La ayudé a subirse al asiento trasero, y acomodé su andadera y bolsas. Ya no volteó conmigo. Pero un “gracias” que apenas se alcanzaba a pronunciar, fue su forma de despedirme. Le di al taxista el dinero, y agradecí el favor. Luego, caminé para tomar camión. Y mi intento por no llorar fue en vano. Mi intento por no quebrarme ante esta pequeña, pero doliente situación, terminó por desmoronarse. Yo sentí desmoronarme allí. ¿Cómo es posible? Cómo?! me preguntaba a mi misma y a Dios. Una mezcla de sensaciones me corría por las venas. Impotencia, tristeza, coraje, remordimiento por aquellas veces en que me enfrasco en el sin sentido quejándome por cosas sin importancia ni trascendencia. Pensé en esa parte de la sociedad que poco nos preocupa y a la que todos en algún momento habremos de pertenecer: la vejez.

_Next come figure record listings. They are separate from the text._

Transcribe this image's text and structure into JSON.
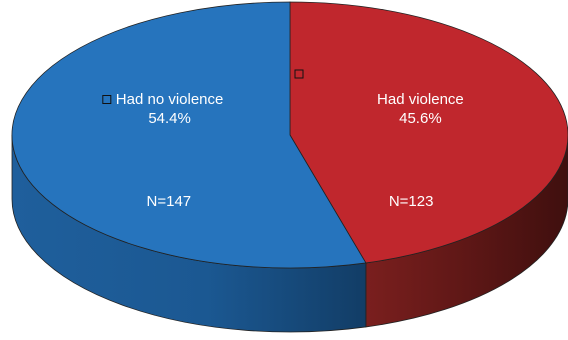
{
  "chart_data": {
    "type": "pie",
    "style": "3d",
    "slices": [
      {
        "label": "Had violence",
        "percent": 45.6,
        "percent_label": "45.6%",
        "count_label": "N=123",
        "color": "#c0272d"
      },
      {
        "label": "Had no violence",
        "percent": 54.4,
        "percent_label": "54.4%",
        "count_label": "N=147",
        "color": "#2674bd"
      }
    ],
    "legend_markers": true
  }
}
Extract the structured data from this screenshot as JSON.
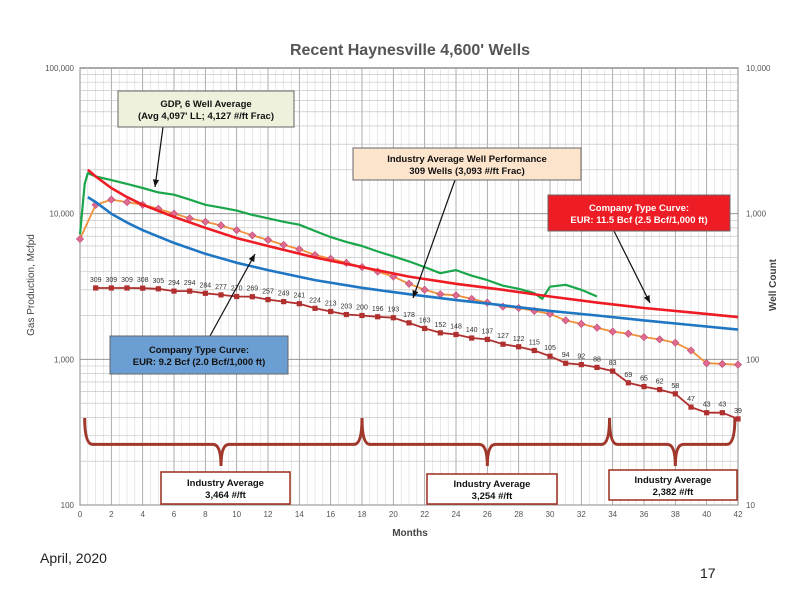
{
  "slide": {
    "date": "April, 2020",
    "page_number": "17"
  },
  "chart_data": {
    "type": "line",
    "title": "Recent Haynesville 4,600' Wells",
    "xlabel": "Months",
    "ylabel": "Gas Production, Mcfpd",
    "y2label": "Well Count",
    "xlim": [
      0,
      42
    ],
    "ylim": [
      100,
      100000
    ],
    "y2lim": [
      10,
      10000
    ],
    "yscale": "log",
    "x_ticks": [
      0,
      2,
      4,
      6,
      8,
      10,
      12,
      14,
      16,
      18,
      20,
      22,
      24,
      26,
      28,
      30,
      32,
      34,
      36,
      38,
      40,
      42
    ],
    "y_ticks": [
      "100",
      "1,000",
      "10,000",
      "100,000"
    ],
    "y2_ticks": [
      "10",
      "100",
      "1,000",
      "10,000"
    ],
    "grid": true,
    "series": [
      {
        "name": "GDP, 6 Well Average",
        "color": "#1aa64a",
        "x": [
          0,
          0.3,
          0.5,
          1,
          2,
          3,
          4,
          5,
          6,
          7,
          8,
          9,
          10,
          11,
          12,
          13,
          14,
          15,
          16,
          17,
          18,
          19,
          20,
          21,
          22,
          23,
          24,
          25,
          26,
          27,
          28,
          29,
          29.5,
          30,
          31,
          32,
          33
        ],
        "y": [
          7200,
          16000,
          19000,
          18000,
          17000,
          16000,
          15000,
          14000,
          13500,
          12500,
          11500,
          11000,
          10500,
          9800,
          9300,
          8800,
          8400,
          7600,
          6900,
          6400,
          6000,
          5500,
          5100,
          4700,
          4300,
          3900,
          4100,
          3750,
          3500,
          3200,
          3050,
          2850,
          2600,
          3150,
          3250,
          3000,
          2700
        ]
      },
      {
        "name": "Industry Average Well Performance",
        "color": "#f0913a",
        "marker_color": "#e06a8e",
        "x": [
          0,
          1,
          2,
          3,
          4,
          5,
          6,
          7,
          8,
          9,
          10,
          11,
          12,
          13,
          14,
          15,
          16,
          17,
          18,
          19,
          20,
          21,
          22,
          23,
          24,
          25,
          26,
          27,
          28,
          29,
          30,
          31,
          32,
          33,
          34,
          35,
          36,
          37,
          38,
          39,
          40,
          41,
          42
        ],
        "y": [
          6700,
          11500,
          12500,
          12000,
          11500,
          10800,
          10000,
          9300,
          8800,
          8300,
          7700,
          7100,
          6600,
          6100,
          5700,
          5200,
          4900,
          4600,
          4300,
          4000,
          3700,
          3300,
          3000,
          2800,
          2750,
          2600,
          2450,
          2300,
          2250,
          2150,
          2050,
          1850,
          1750,
          1650,
          1550,
          1500,
          1420,
          1370,
          1300,
          1150,
          940,
          930,
          920
        ]
      },
      {
        "name": "Company Type Curve: EUR: 11.5 Bcf (2.5 Bcf/1,000 ft)",
        "color": "#ee1c24",
        "x": [
          0.5,
          1,
          2,
          3,
          4,
          6,
          8,
          10,
          12,
          15,
          18,
          21,
          24,
          27,
          30,
          33,
          36,
          39,
          42
        ],
        "y": [
          20000,
          18000,
          15000,
          13000,
          11500,
          9500,
          8000,
          6800,
          6000,
          5000,
          4300,
          3700,
          3300,
          3000,
          2700,
          2450,
          2250,
          2100,
          1950
        ]
      },
      {
        "name": "Company Type Curve: EUR: 9.2 Bcf (2.0 Bcf/1,000 ft)",
        "color": "#1f77c4",
        "x": [
          0.5,
          1,
          2,
          3,
          4,
          6,
          8,
          10,
          12,
          15,
          18,
          21,
          24,
          27,
          30,
          33,
          36,
          39,
          42
        ],
        "y": [
          13000,
          12000,
          10000,
          8700,
          7700,
          6300,
          5300,
          4600,
          4100,
          3500,
          3100,
          2800,
          2550,
          2350,
          2150,
          2000,
          1850,
          1720,
          1600
        ]
      },
      {
        "name": "Well Count",
        "axis": "right",
        "color": "#b03030",
        "x": [
          1,
          2,
          3,
          4,
          5,
          6,
          7,
          8,
          9,
          10,
          11,
          12,
          13,
          14,
          15,
          16,
          17,
          18,
          19,
          20,
          21,
          22,
          23,
          24,
          25,
          26,
          27,
          28,
          29,
          30,
          31,
          32,
          33,
          34,
          35,
          36,
          37,
          38,
          39,
          40,
          41,
          42
        ],
        "y": [
          309,
          309,
          309,
          308,
          305,
          294,
          294,
          284,
          277,
          270,
          269,
          257,
          249,
          241,
          224,
          213,
          203,
          200,
          196,
          193,
          178,
          163,
          152,
          148,
          140,
          137,
          127,
          122,
          115,
          105,
          94,
          92,
          88,
          83,
          69,
          65,
          62,
          58,
          47,
          43,
          43,
          39
        ],
        "labels": [
          "309",
          "309",
          "309",
          "308",
          "305",
          "294",
          "294",
          "284",
          "277",
          "270",
          "269",
          "257",
          "249",
          "241",
          "224",
          "213",
          "203",
          "200",
          "196",
          "193",
          "178",
          "163",
          "152",
          "148",
          "140",
          "137",
          "127",
          "122",
          "115",
          "105",
          "94",
          "92",
          "88",
          "83",
          "69",
          "65",
          "62",
          "58",
          "47",
          "43",
          "43",
          "39"
        ]
      }
    ],
    "annotations": [
      {
        "lines": [
          "GDP, 6 Well Average",
          "(Avg 4,097' LL; 4,127 #/ft Frac)"
        ],
        "fill": "#eef1dc",
        "text_color": "#111111"
      },
      {
        "lines": [
          "Industry Average Well Performance",
          "309 Wells (3,093 #/ft Frac)"
        ],
        "fill": "#fde4cc",
        "text_color": "#111111"
      },
      {
        "lines": [
          "Company Type Curve:",
          "EUR: 11.5 Bcf (2.5 Bcf/1,000 ft)"
        ],
        "fill": "#ee1c24",
        "text_color": "#ffffff"
      },
      {
        "lines": [
          "Company Type Curve:",
          "EUR: 9.2 Bcf (2.0 Bcf/1,000 ft)"
        ],
        "fill": "#6b9fd4",
        "text_color": "#111111"
      },
      {
        "lines": [
          "Industry Average",
          "3,464 #/ft"
        ],
        "fill": "#ffffff",
        "text_color": "#111111"
      },
      {
        "lines": [
          "Industry Average",
          "3,254 #/ft"
        ],
        "fill": "#ffffff",
        "text_color": "#111111"
      },
      {
        "lines": [
          "Industry Average",
          "2,382 #/ft"
        ],
        "fill": "#ffffff",
        "text_color": "#111111"
      }
    ],
    "brace_color": "#a0382b"
  }
}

En México existen más de 8 millones de personas que rebasan los 60 años. Según un informe del Consejo Nacional de Población, que data desde el 2005, se espera que sean 22.2 millones para el año 2030 y para la mitad del siglo alcanzarán, según lo previsto, 36.2 millones. Con esto se estima que dentro de treinta años, habrá la misma cantidad de niños y de viejos. La pirámide se invertirá. ¿Estaremos preparados? No lo creo. La situación actual de nuestros ancianos se traduce en un problema social tremendo, del que la mayoría de la gente se mantiene indiferente. Pero... ¿qué hacer? Allí voy caminando, sin ganas de llegar a ningún lado, sin ganas de encender la radio o la televisión porque sólo vienen a recordarme la forma en que mi país se denigra cada vez más con sus problemas. Que son míos, que son tuyos. Que nos pertenecen y aunque quisiéramos que así no fuese, nos pesa sobre los hombros. Se percibe. Así nos perciben allá afuera. Allá en otras naciones; para arriba, para abajo; cruzando el charco. Las lágrimas nada remedian. Las palabras tampoco. Discursos van y vienen y las ideas que se confunden con la realidad y terminan por esfumarse en el aire... en la nada. Estoy harta. Lo estamos muchos. Hastiados de la falta de sensibilidad, de esa herencia cultural que pagamos sin deberla ni temerla. Nos convertimos de testigos en cómplices, al no hacer nada. Las acciones son la única solución. Paso por diferentes etapas en este intento utópico de remediar los problemas de mi México. ¿Qué hacer? Me siento atada. Pero no me quiero quedar así. No puedo, no quiero, no debo. Me resisto a dejar vencer mis ideales, los ideales de aquellos que quieren lo mismo que yo, de quienes no dejamos morir la fe. Aquella anciana es el preciso ejemplo que representa mi nación: así va caminando mi país, con una carga enorme de problemas que no le permiten avanzar. Así, caminando a cuestas.